A research boat used by the National Oceanic and Atmospheric Administration (NOAA), a federal agency charged with protecting the endangered North Atlantic Right Whale, collided with one of the whales off the Massachusetts coast this Sunday.

The NOAA vessel Auk was on its way back from a research journey when a Right Whale surfaced just 10 feet in front of the boat. The boat collided with the whale and the propeller cut into the animal’s left tail fluke. According to NOAA spokesman David Miller, the lacerations on the left tail fluke did not appear to be life-threatening. Researchers followed the whale for about 45 minutes after the accident and it appeared to be OK.

north atlantic right whale Endangered whale hit by whale protection research boat

The accident highlights how difficult it is to avoid whale collisions and how we must work even harder to learn new ways of keeping these animals safe from boats. Even with the special precautions taken by NOAA vessels, the calamity still happened.

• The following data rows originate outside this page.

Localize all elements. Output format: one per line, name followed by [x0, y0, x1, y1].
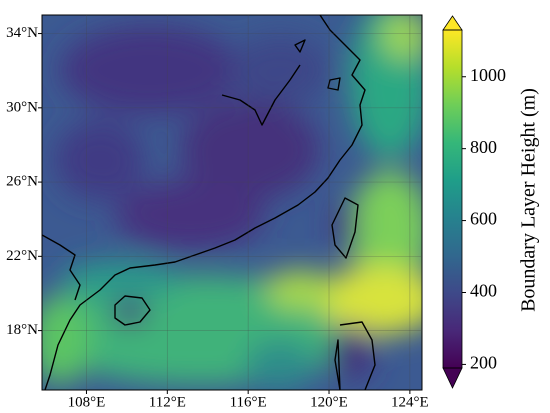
colorbar-tick-label: 600 — [470, 209, 497, 229]
colorbar-label: Boundary Layer Height (m) — [518, 88, 540, 312]
colorbar-tick-label: 800 — [470, 137, 497, 157]
colorbar-extend-top — [442, 15, 463, 31]
x-tick-label: 124°E — [391, 394, 429, 410]
x-tick-label: 112°E — [149, 394, 186, 410]
colorbar-frame — [442, 29, 463, 369]
y-tick-label: 22°N — [6, 248, 38, 264]
map-field — [42, 15, 422, 390]
colorbar — [443, 30, 462, 368]
map-frame — [41, 14, 423, 391]
colorbar-tick-label: 200 — [470, 353, 497, 373]
colorbar-extend-bottom — [442, 367, 463, 389]
colorbar-tick-label: 400 — [470, 281, 497, 301]
y-tick-label: 26°N — [6, 174, 38, 190]
y-tick-label: 18°N — [6, 322, 38, 338]
y-tick-label: 34°N — [6, 25, 38, 41]
x-tick-label: 116°E — [230, 394, 267, 410]
colorbar-tick-label: 1000 — [470, 65, 506, 85]
x-tick-label: 120°E — [310, 394, 348, 410]
y-tick-label: 30°N — [6, 99, 38, 115]
x-tick-label: 108°E — [68, 394, 106, 410]
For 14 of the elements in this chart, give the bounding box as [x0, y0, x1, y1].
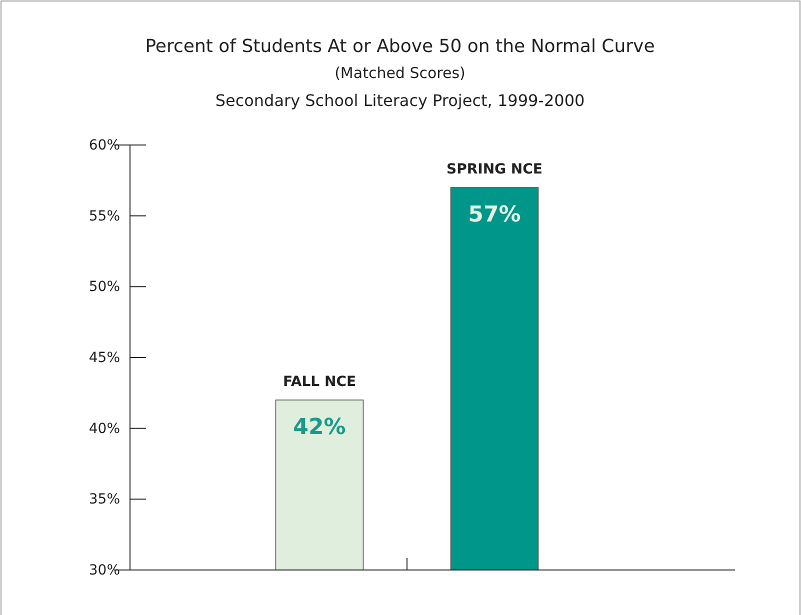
- y-tick-label: 45%: [88, 350, 120, 366]
- y-tick-label: 40%: [88, 420, 120, 437]
- y-tick-label: 60%: [88, 137, 120, 154]
- text: Secondary School Literacy Project, 1999-2000: [215, 91, 585, 110]
- y-tick-label: 35%: [88, 492, 120, 508]
- y-tick-label: 30%: [88, 562, 120, 578]
- data-label: 57%: [468, 202, 521, 228]
- x-tick-label: SPRING NCE: [446, 162, 542, 178]
- y-tick-label: 50%: [88, 279, 120, 296]
- chart-subtitle: (Matched Scores): [334, 64, 466, 82]
- y-tick-label: 55%: [88, 208, 120, 224]
- x-tick-label: FALL NCE: [282, 374, 356, 390]
- chart-title: Percent of Students At or Above 50 on the Normal Curve: [145, 36, 655, 57]
- data-label: 42%: [293, 415, 346, 440]
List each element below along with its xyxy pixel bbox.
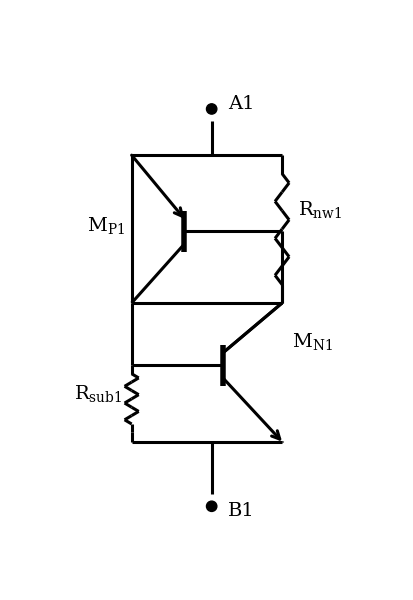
- Text: R$_{\mathregular{sub1}}$: R$_{\mathregular{sub1}}$: [74, 383, 122, 405]
- Text: M$_{\mathregular{N1}}$: M$_{\mathregular{N1}}$: [292, 332, 332, 353]
- Circle shape: [206, 104, 217, 114]
- Text: B1: B1: [228, 502, 254, 520]
- Text: A1: A1: [228, 95, 254, 113]
- Circle shape: [206, 501, 217, 511]
- Text: M$_{\mathregular{P1}}$: M$_{\mathregular{P1}}$: [87, 216, 125, 238]
- Text: R$_{\mathregular{nw1}}$: R$_{\mathregular{nw1}}$: [298, 200, 342, 221]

To me, if it can happen to NOAA, it can happen to anybody,” said Regina Asmutis-Silvia, a Plymouth-based biologist with the Whale and Dolphin Conservation Society. “Therefore, everybody needs to up the ante and up their vigilance and take the issue much more seriously.

Ship strikes are currently the major threat to the North Atlantic Right Whale (Eubalaena glacialis). This year, a record number of calves were born in U.S. waters, but the population still comprises no more than roughly 400 animals.